New swim coach Garland Bartlett is always ready to dive in headfirst
After nine years as an assistant, Bartlett brings a fresh perspective to a rejuvenated program
Being in the water is something that comes naturally to Garland Bartlett, American University’s newest swimming & diving head coach. After over 15 years of competitive swimming, Bartlett dove headfirst into the world of collegiate coaching. And after nine years of being an assistant at four different institutions, she’s looking forward to her first full season as a head coach.
Coaching is in Bartlett’s blood. Her mother, Wendy Bartlett, has been coaching squash at Trinity College in Hartford, Connecticut for over 38 years. Bartlett says that she “grew up in a coaching family,” and that watching her mother interact with her student-athletes growing up had a big influence on her.
“They were all my big sisters,” she says about the Trinity players.
Bartlett has been swimming from a very young age, at first in the summers with her family at the pool and then competing on a summer league swim team when she was just four years old.
“[I tried] every sport, from soccer to lacrosse,” Bartlett said. “Anything that involved running I didn’t like.”
When the time came to choose a sport in high school, the decision seemed easy. Bartlett said she loved the water, so “things got pretty streamlined with what sport I wanted to focus on.”
After graduating from Conard High School in West Hartford, Connecticut, Bartlett chose to attend and compete for Franklin & Marshall College. She swam all four years at the Division 3 school in Lancaster, Pennsylvania as a distance freestyler. She posted some of the fastest times in the school, with her effort in the 1650 meter freestyle swim still holding the 6th fastest time in school history. The same season she set the then-record for the 1650, Bartlett was named the Most Valuable Swimmer in 2010.
When it came time for Bartlett to weigh her post grad options, she had a pretty good idea of what she wanted to do.
“I knew I didn’t want to give up the sport of swimming,” Bartlett said. “And I loved seeing what my mom did. I’m like, ‘I want to do this, I want to try this!’ And so I tried it right out of college and loved it. And I’ve been lucky enough to stay with it.”
Bartlett’s first full time coaching job out of college came as an assistant coach at the College of New Jersey. After spending a season with the Lions, she went on to join her mother at Trinity College, serving as an assistant coach and recruiting coordinator for the Bantams’ swim & dive program while also getting her master’s degree in American Studies.
After her time at Trinity, Bartlett joined the coaching staff of a familiar face at Middlebury College. Bob Rueppel, who has served as head swim & dive coach at Middlebury since 2012, was also Bartlett’s coach at Franklin & Marshall. She credits him as one of her biggest influences and “biggest role model” as a coach.
“He really helped me excel in the pool,” Bartlett said of Rueppel. “I felt like he believed in me, he had this positive energy on deck, and that was something I wanted to keep with my team and what I’ve really tried to instill.”
After just one season at Middlebury, Bartlett made the jump to Division I when she was hired as an assistant coach and recruiting coordinator at American University. She started as an assistant coach and recruiting coordinator, but was promoted to the full-time head coach in June after a two-month interim head coaching period after the retirement of Mark Davin in April 2020.

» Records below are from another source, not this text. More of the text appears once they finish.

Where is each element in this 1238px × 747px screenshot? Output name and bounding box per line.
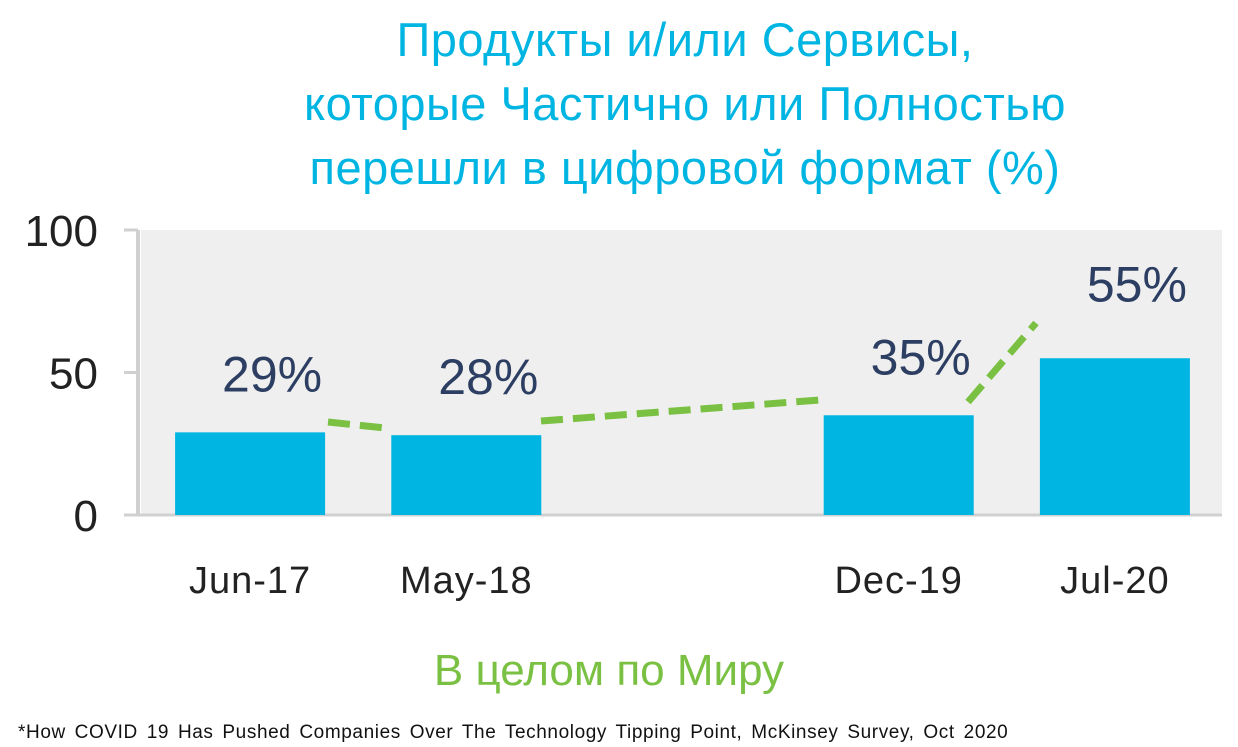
trend-line-segment [965,320,1039,405]
data-label: 28% [438,349,538,405]
x-tick-label: Jun-17 [189,560,311,602]
y-tick-label: 0 [74,492,98,541]
data-label: 35% [871,329,971,385]
x-axis-label: В целом по Миру [433,646,785,695]
bar-dec-19 [823,415,974,515]
source-footnote: *How COVID 19 Has Pushed Companies Over … [18,722,1009,743]
x-tick-label: Jul-20 [1060,560,1170,602]
data-label: 29% [222,346,322,402]
chart-title-line: которые Частично или Полностью [304,77,1066,130]
chart-title-line: перешли в цифровой формат (%) [309,141,1061,194]
trend-line-segment [540,396,821,425]
data-label: 55% [1087,256,1187,312]
chart-title: Продукты и/или Сервисы, которые Частично… [130,8,1238,200]
bar-jun-17 [175,432,326,515]
x-tick-label: May-18 [400,560,533,602]
y-tick-label: 50 [49,350,98,399]
x-tick-label: Dec-19 [834,560,963,602]
y-tick-label: 100 [25,207,98,256]
bar-jul-20 [1039,358,1190,515]
chart-title-line: Продукты и/или Сервисы, [396,13,974,66]
bar-may-18 [391,435,542,515]
trend-line-segment [327,418,386,432]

The Eagles enjoyed a very successful season last year, even with the circumstances of a coronavirus-ridden school year. Four school records were broken during the season finale at the 2021 Patriot League Challenge, with three being broken by standout freshman Mimi Watts.

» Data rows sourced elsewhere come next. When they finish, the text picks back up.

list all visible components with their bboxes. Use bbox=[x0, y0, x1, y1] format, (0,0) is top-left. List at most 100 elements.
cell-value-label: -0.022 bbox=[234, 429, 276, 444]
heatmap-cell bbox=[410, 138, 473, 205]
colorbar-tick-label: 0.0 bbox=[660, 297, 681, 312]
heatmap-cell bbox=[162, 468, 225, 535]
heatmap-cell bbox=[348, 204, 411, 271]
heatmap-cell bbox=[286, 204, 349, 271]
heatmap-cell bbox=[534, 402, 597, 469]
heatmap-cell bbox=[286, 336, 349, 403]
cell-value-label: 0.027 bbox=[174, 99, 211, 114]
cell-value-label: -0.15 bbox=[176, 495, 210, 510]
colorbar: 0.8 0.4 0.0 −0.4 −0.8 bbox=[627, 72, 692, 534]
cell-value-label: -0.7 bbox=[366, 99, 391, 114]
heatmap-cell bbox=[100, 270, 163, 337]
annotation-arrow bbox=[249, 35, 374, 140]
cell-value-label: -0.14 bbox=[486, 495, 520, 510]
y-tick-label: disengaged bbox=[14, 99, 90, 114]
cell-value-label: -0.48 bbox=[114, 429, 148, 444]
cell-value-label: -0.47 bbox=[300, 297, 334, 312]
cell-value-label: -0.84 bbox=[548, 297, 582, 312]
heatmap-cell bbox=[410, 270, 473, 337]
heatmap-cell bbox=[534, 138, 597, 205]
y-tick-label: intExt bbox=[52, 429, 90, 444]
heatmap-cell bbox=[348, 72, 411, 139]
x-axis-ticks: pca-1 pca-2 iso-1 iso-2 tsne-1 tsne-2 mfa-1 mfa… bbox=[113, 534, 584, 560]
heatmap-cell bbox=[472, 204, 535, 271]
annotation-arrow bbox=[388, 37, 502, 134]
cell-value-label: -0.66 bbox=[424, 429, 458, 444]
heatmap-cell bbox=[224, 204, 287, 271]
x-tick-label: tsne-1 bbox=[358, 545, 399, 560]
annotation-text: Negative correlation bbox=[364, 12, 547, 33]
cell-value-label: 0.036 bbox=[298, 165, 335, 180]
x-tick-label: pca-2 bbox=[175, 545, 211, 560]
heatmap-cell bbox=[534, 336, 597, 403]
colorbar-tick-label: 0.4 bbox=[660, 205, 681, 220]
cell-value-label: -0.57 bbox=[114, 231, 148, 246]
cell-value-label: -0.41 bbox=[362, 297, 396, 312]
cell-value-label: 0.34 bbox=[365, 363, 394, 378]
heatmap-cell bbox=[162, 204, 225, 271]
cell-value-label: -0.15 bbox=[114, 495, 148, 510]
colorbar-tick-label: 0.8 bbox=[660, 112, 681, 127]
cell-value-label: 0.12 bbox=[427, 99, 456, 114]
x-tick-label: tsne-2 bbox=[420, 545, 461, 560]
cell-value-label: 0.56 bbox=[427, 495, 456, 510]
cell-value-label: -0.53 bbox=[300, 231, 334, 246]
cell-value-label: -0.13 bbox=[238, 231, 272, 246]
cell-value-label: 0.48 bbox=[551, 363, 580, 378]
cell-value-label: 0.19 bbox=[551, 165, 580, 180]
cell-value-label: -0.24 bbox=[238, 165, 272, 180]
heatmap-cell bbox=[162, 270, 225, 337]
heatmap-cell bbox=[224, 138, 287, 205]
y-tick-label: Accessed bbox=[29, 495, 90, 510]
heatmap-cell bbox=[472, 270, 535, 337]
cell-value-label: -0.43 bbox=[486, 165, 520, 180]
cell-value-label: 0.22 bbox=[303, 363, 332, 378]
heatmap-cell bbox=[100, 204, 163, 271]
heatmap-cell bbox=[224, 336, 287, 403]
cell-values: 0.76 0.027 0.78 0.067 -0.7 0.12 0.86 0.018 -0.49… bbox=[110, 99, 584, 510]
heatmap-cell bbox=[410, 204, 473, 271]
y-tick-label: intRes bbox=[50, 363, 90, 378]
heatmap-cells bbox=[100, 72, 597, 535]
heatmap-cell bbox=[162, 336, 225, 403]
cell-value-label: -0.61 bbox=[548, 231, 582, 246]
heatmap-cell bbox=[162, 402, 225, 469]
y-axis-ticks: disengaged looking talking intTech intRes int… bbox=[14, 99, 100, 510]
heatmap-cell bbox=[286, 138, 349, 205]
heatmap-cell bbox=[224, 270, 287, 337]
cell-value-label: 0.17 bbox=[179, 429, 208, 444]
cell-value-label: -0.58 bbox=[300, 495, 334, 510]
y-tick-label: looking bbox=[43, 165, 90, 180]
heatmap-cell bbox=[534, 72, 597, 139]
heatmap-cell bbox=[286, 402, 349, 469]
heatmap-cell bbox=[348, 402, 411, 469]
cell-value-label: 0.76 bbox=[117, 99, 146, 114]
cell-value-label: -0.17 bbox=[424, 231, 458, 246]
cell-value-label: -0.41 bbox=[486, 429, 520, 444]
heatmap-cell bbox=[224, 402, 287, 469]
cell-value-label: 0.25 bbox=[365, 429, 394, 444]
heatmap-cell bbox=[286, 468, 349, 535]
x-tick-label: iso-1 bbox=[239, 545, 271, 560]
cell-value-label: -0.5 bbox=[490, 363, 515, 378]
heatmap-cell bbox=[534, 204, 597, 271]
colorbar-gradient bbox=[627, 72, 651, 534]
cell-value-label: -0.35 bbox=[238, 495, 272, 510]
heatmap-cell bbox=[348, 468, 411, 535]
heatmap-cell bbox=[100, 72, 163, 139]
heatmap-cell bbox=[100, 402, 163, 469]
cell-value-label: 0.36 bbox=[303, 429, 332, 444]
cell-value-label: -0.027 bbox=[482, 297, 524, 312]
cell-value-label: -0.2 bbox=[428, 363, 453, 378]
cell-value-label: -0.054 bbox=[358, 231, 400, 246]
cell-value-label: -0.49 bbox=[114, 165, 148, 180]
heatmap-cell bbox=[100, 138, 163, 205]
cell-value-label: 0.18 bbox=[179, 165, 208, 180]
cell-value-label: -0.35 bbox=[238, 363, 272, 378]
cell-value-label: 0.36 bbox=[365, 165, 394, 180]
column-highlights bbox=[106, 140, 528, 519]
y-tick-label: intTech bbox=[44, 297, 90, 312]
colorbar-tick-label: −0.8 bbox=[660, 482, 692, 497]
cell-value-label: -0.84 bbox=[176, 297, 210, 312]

Looking forward, Bartlett is already excited about what the program is becoming, and said that the team culture is growing in a positive direction. After a season of record-breaking individual and relay times from the underclassmen, she’s confident in the team’s long-term potential.
“We can make a big leap nationally in Division I, and in the conference, I think there’s a lot of swimmers and relays that could score higher than we have at conferences, break more records, and then hopefully get more NCAA ‘B’ cuts as well,” she said.
“I think the world is the team’s oyster,” Bartlett said regarding her level of optimism for this upcoming season. “I think the possibilities are endless with this team and with their motivation, positivity and energy and commitment to the university and how excited they are to represent the Eagles.”